I am trying to scrape a given number results from google search, but I so far I came across two problems: one is that I don't know how to join the URLs and the titles inside the same loop, so they can be shown together in the format:
(Title)
(Website URL)
(---------)
(Title)
(Website URL)
(---------)
I somehow managed to achieve this format, but the loop is going on several times, instead of just showing the top 10 results. I believe it's something to do with how I structured the loops to work together, but I don't know how to avoid this.
The other problem is that I want to obtain both main URL and title of each website within search results, but while I managed to get the right titles, I seem to be getting many links coming from the same website, instead of only the main URL. For instance, if I search for "data science", the second or third title shown is from Coursera, while the link is from wikipedia. I only want the main URL so the title matches the website URL, how do I get it?
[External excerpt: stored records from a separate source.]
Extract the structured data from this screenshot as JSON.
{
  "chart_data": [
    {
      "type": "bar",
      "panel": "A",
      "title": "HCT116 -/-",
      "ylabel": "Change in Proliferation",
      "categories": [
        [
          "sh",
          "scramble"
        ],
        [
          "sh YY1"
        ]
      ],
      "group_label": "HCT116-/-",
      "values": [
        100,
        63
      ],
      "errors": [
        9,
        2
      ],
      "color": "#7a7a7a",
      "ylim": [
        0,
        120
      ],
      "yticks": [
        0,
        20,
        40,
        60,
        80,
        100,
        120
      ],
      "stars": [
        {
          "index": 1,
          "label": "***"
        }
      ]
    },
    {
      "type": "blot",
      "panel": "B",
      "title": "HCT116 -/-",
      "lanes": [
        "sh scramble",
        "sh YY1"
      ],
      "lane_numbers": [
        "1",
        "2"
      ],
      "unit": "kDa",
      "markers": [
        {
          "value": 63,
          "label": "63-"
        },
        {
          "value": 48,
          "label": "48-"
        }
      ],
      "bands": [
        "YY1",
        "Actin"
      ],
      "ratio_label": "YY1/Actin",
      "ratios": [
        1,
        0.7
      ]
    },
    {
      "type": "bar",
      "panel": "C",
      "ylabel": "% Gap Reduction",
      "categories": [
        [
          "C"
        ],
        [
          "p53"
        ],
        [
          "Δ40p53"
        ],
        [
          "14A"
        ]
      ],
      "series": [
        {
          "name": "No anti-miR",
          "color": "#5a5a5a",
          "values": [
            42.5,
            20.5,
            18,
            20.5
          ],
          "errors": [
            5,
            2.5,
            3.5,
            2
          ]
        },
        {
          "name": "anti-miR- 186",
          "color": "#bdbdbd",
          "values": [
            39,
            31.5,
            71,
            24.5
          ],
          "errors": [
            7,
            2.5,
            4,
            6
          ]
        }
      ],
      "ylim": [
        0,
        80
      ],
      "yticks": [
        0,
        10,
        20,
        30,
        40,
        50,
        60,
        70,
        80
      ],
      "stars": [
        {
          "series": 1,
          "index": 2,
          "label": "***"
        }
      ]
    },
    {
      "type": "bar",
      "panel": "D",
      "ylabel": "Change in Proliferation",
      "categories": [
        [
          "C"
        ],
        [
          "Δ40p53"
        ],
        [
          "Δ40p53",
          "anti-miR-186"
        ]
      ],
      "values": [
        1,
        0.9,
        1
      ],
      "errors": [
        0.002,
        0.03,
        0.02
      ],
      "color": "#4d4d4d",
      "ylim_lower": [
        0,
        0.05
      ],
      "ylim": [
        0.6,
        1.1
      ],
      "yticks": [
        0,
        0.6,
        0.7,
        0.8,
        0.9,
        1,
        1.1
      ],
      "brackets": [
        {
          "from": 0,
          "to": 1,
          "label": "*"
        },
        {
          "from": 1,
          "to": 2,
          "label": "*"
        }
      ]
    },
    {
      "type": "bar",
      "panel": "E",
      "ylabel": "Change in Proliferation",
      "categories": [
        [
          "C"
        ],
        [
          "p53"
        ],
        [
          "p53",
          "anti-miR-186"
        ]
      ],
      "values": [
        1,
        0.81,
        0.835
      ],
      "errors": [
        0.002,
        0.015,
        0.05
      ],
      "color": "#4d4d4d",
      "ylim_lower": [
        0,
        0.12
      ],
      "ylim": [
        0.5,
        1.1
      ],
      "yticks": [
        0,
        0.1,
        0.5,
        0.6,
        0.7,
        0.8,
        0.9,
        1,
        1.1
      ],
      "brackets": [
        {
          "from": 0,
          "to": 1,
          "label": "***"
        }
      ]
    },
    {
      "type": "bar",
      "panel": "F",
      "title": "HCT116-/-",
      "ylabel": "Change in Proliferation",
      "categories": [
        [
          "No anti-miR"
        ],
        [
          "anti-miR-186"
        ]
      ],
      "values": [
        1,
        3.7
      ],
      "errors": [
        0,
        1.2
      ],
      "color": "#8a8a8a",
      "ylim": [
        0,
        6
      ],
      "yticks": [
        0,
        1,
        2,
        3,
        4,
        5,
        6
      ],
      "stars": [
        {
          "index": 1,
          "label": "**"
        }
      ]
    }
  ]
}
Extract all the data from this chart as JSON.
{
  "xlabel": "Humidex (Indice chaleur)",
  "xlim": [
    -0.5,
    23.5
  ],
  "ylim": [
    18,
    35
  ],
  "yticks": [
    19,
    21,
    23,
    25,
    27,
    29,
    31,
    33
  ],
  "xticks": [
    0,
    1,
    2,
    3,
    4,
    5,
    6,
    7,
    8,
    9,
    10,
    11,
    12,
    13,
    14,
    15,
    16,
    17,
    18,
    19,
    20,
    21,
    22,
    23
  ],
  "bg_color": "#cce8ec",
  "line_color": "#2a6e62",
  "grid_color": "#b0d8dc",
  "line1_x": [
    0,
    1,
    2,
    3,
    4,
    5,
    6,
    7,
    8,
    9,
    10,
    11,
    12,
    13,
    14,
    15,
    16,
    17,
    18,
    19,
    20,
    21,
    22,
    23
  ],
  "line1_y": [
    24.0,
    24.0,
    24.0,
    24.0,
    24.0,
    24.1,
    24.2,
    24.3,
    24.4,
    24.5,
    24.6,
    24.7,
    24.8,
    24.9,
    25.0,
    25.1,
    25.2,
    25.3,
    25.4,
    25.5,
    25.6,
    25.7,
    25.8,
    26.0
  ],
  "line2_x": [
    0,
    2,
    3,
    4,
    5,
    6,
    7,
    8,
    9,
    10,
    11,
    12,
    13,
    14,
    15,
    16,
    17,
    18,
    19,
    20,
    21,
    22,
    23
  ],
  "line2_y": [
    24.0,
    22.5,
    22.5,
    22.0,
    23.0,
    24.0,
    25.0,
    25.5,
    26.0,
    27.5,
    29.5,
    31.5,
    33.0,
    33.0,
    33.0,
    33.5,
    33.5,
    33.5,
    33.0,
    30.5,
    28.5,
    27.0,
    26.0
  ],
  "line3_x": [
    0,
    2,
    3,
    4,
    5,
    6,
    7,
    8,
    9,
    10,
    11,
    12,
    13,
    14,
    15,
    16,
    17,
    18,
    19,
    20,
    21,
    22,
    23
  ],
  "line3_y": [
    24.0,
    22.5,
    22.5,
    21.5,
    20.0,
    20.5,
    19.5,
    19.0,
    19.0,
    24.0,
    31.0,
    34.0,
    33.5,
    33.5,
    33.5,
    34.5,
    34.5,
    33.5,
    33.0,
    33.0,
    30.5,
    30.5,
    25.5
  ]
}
Any input will be greatly appreciated
import requests
from bs4 import BeautifulSoup
import re
query = "data science"
search = query.replace(' ', '+')
results = 10
url = (f"https://www.google.com/search?q={search}&num={results}")
requests_results = requests.get(url)
soup_link = BeautifulSoup(requests_results.content, "html.parser")
soup_title = BeautifulSoup(requests_results.text,"html.parser")
links = soup_link.find_all("a")
heading_object=soup_title.find_all( 'h3' )
for link in links:
for info in heading_object:
get_title = info.getText()
link_href = link.get('href')
if "url?q=" in link_href and not "webcache" in link_href:
print(get_title)
print(link.get('href').split("?q=")[1].split("&sa=U")[0])
print("------")